Sus ojos brillaban casi abiertos, lloriqueando a la vez que su flor se abría con saltos de fotogramas forzosos. Ladeaba la cabeza y dejaba escapar un suspiro,
me estrujaba la espalda con sus manos; finas y delicadas.
Sus pies bailaban entorpecidos un jazz que no conseguía encajar con su contoneo; pero aún así me encantaba la forma en la que Maggie me hacía notar que estaba llegando a la cúspide de su arrebato, de su locura, de su agitación. A r d i e n t e m e n t e.

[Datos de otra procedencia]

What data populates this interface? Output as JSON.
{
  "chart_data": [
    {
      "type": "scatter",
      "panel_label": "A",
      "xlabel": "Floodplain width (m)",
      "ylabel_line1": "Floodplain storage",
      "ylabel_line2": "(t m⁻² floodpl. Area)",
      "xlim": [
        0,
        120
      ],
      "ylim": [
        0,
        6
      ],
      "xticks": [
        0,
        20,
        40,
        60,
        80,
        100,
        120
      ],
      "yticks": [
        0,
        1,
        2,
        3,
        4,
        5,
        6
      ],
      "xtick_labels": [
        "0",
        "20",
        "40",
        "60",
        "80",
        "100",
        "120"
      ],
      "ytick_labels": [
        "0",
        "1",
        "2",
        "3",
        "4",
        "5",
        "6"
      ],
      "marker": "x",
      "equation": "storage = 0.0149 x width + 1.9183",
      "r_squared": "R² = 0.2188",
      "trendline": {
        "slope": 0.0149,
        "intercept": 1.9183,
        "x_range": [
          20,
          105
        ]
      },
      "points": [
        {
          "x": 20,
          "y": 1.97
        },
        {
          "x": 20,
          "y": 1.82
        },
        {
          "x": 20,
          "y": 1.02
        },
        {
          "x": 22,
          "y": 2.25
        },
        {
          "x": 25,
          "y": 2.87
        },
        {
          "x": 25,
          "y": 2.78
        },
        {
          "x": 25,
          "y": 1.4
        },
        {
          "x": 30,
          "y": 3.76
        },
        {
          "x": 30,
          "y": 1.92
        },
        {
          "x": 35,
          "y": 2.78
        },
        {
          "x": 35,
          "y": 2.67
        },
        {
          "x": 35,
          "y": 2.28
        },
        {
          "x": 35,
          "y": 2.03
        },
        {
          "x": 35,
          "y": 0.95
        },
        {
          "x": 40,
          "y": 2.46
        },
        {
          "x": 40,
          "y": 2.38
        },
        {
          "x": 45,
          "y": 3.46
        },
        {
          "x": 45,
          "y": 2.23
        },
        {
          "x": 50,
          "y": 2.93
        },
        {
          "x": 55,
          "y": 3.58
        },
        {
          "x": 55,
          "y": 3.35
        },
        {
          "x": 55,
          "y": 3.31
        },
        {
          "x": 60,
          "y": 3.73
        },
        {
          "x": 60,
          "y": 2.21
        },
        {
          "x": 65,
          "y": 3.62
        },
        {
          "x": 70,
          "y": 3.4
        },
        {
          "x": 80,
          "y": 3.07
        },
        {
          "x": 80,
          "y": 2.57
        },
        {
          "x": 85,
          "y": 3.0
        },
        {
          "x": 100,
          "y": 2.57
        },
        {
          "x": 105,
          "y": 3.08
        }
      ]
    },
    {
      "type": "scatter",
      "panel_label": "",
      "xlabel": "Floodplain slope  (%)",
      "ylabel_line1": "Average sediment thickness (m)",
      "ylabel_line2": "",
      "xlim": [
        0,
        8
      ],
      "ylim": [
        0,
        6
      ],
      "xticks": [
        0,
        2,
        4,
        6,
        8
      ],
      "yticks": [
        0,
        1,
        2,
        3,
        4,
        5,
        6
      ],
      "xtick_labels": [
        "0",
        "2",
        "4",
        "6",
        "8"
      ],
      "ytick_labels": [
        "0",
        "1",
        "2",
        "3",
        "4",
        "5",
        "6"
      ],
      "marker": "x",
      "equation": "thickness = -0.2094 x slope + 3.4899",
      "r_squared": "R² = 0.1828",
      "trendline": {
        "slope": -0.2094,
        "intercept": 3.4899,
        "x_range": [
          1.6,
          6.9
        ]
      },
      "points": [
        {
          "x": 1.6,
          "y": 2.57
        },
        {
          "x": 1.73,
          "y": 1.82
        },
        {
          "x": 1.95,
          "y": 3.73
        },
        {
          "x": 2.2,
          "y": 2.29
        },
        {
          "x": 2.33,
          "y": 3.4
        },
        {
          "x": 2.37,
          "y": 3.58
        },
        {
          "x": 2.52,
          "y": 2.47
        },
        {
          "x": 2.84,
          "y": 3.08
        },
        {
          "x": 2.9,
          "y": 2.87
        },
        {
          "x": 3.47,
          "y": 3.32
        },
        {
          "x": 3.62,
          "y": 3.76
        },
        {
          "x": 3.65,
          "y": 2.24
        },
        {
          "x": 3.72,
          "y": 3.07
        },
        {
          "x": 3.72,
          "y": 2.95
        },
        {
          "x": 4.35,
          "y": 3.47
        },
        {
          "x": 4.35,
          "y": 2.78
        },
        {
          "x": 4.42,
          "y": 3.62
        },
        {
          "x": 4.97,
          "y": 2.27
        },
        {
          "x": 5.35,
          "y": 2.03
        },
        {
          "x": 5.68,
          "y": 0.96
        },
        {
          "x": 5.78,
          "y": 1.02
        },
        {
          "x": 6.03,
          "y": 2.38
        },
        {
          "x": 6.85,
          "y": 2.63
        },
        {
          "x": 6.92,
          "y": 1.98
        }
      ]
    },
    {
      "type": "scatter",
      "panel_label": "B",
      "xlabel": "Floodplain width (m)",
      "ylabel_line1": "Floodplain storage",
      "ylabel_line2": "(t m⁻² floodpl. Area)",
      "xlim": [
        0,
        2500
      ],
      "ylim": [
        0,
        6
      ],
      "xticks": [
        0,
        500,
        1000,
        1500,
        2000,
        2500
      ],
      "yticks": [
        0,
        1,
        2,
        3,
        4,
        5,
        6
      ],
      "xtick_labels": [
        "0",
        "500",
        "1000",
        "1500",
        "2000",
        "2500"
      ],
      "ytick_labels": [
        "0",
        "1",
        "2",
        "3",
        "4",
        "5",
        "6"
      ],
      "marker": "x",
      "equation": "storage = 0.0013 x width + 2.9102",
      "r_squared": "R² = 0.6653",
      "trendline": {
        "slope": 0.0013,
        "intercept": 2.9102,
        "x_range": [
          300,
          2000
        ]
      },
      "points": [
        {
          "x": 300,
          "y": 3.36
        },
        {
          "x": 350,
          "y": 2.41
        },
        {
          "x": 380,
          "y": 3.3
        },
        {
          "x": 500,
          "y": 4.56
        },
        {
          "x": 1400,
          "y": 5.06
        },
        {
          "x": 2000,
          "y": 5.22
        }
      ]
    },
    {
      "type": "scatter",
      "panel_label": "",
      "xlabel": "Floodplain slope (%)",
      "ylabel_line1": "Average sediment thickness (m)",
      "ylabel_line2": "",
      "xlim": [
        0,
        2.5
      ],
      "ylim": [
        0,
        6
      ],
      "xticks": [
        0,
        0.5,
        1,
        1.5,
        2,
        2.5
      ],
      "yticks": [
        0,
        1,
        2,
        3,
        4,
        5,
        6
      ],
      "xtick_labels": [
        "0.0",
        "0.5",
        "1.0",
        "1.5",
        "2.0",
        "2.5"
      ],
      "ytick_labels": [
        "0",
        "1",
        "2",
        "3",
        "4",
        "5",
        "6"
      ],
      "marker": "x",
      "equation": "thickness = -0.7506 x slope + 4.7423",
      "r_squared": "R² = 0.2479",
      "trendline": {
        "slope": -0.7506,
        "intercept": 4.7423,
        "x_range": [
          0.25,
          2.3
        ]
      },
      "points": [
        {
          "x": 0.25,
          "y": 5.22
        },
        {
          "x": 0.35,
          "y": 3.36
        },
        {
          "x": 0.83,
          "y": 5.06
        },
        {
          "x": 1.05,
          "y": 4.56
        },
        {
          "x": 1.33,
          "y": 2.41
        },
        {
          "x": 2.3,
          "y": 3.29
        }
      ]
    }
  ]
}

Luego toda ella estaba en calma y su cuerpo pálido y paralizado me pedía más.
Con toda su entraña diluída en un mar color cielo, testarudo, derramándose en mí.
Me gustaba Maggie porque su nombre me recordaba a la historia de la prostituta que robó al marinero, y a los 39 segundos de canción en el álbum Let it Be. Ahora sólo me recuerda a Ella; que sonreía con los ojos y me seducía con el corazón.
A Maggie, como a todas mis mujeres de 24 horas, la vi marchar.
Aunque yo pensaba que desde el banco de ese parque el dolor no era opcional y no llegaría nadie, supe que el sol nacería de nuevo y que tiznaría el cielo de rojo pasión; y que su amarillo atravesaría los árboles.